To be completely fair, Griff did tell Chloe ahead of time about this topic and get her go-ahead to use her story, as long as they change her name. But, wow. What a group of dickbags. Especially Griff, who repeatedly tells his friends that he’s a total stud in the bedroom and has nothing to worry about in that area, but doesn’t want the responsibility of being Chloe’s first and having her see visions of engagement rings dancing in her head. If his lovemaking skills were on Yelp, they’d be all 5-star reviews. (Yes, he actually thought that) Chloe would need “special handling”.
Once he does decide that it’s acceptable to lower himself to sleep with a virgin, he then informs her that they can’t do it until he decides it’s the right time. She’s ready to go, is in fact doing her best to get him to have sex with her, but he can’t do it until he feels it’s right. Seriously. And does manage to gaslight her into thinking she’s in the wrong. An “unappreciative, slutty horndog with a one-track mind”. And makes her wait until he determines it’s the right time. And it’s not quick, either. They’re back together at about 42% of the book, and he makes her wait to have sex until 81%. No reason. He just didn’t think the time was right for her to want to lose her virginity.
You know, the more I write this out, the less I like this book. Griff was a condescending, patronizing asshole to Chloe. He was absolutely sure he knew better than she did about everything, her own life included. And that never really changed. He never really realized that she had every right to live her own life as she wanted whether he agreed with it or not. He just decided he was a big enough man to deal with her and her issues as they were. Which isn’t terrible. It’s better than an ultimatum.
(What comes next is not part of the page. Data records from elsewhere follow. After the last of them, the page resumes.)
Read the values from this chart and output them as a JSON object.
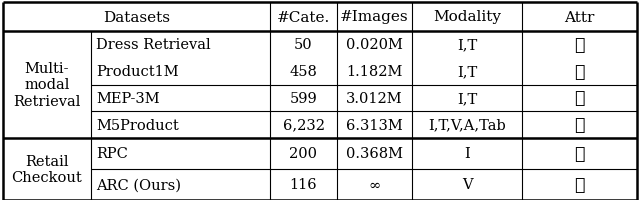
{
  "header": [
    "Datasets",
    "#Cate.",
    "#Images",
    "Modality",
    "Attr"
  ],
  "col1_groups": [
    {
      "label": "Multi-\nmodal\nRetrieval",
      "rows": 4
    },
    {
      "label": "Retail\nCheckout",
      "rows": 2
    }
  ],
  "col2_values": [
    "Dress Retrieval",
    "Product1M",
    "MEP-3M",
    "M5Product",
    "RPC",
    "ARC (Ours)"
  ],
  "col3_values": [
    "50",
    "458",
    "599",
    "6,232",
    "200",
    "116"
  ],
  "col4_values": [
    "0.020M",
    "1.182M",
    "3.012M",
    "6.313M",
    "0.368M",
    "∞"
  ],
  "col5_values": [
    "I,T",
    "I,T",
    "I,T",
    "I,T,V,A,Tab",
    "I",
    "V"
  ],
  "col6_values": [
    "✗",
    "✗",
    "✗",
    "✗",
    "✗",
    "✓"
  ],
  "bg_color": "#ffffff",
  "line_color": "#000000",
  "text_color": "#000000",
  "font_size": 10.5,
  "header_font_size": 11
}
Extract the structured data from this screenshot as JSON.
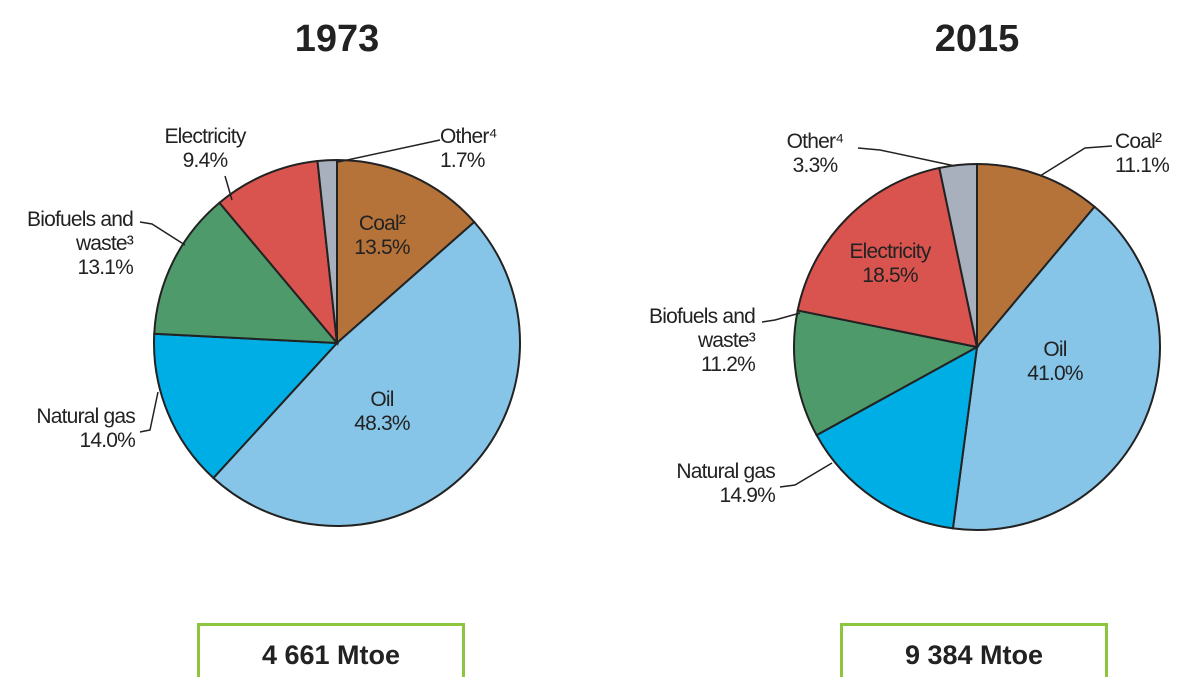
{
  "chart_data": [
    {
      "type": "pie",
      "title": "1973",
      "categories": [
        "Coal²",
        "Oil",
        "Natural gas",
        "Biofuels and waste³",
        "Electricity",
        "Other⁴"
      ],
      "values": [
        13.5,
        48.3,
        14.0,
        13.1,
        9.4,
        1.7
      ],
      "value_labels": [
        "13.5%",
        "48.3%",
        "14.0%",
        "13.1%",
        "9.4%",
        "1.7%"
      ],
      "colors": [
        "#b5733a",
        "#87c5e8",
        "#00aee6",
        "#4f9a6a",
        "#d9544f",
        "#a8b0bd"
      ],
      "total": "4 661 Mtoe"
    },
    {
      "type": "pie",
      "title": "2015",
      "categories": [
        "Coal²",
        "Oil",
        "Natural gas",
        "Biofuels and waste³",
        "Electricity",
        "Other⁴"
      ],
      "values": [
        11.1,
        41.0,
        14.9,
        11.2,
        18.5,
        3.3
      ],
      "value_labels": [
        "11.1%",
        "41.0%",
        "14.9%",
        "11.2%",
        "18.5%",
        "3.3%"
      ],
      "colors": [
        "#b5733a",
        "#87c5e8",
        "#00aee6",
        "#4f9a6a",
        "#d9544f",
        "#a8b0bd"
      ],
      "total": "9 384 Mtoe"
    }
  ]
}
But to me, “I guess I’m gracious enough to put up with the terrible decisions you make” isn’t exactly the same as “I don’t agree with everything you do, but it’s your life, and it makes you happy and isn’t illegal or endangering you or others, so go for it.” The same way “I’m so sorry you were offended” isn’t really an apology. I started my review saying I liked the secondary characters, but the more I re-read some of that stuff, the less I like them. I still like Chloe and Griff’s story: both of them going through some pretty huge tragic events when they were really young that scarred them emotionally and physically. Their reactions to these events really changed their lives and shaped how they viewed with the world and interacted with it. Griff became a Coast Guard search and rescue pilot, an adrenaline junkie (though not because of the Segways) who confronted death and his own mortality at every turn. Chloe retreated and withdrew, becoming scared of everything and determined to play everything safe. It could have been a really interesting look at how these two differing viewpoints came together and influenced each other. Instead it turned into a completely chauvinistic, condescending view of Chloe’s virginity and how weird and undesirable it made her. (At least there was no discussion of her hymen once Griff deigned to consider her ready to receive his mighty penis).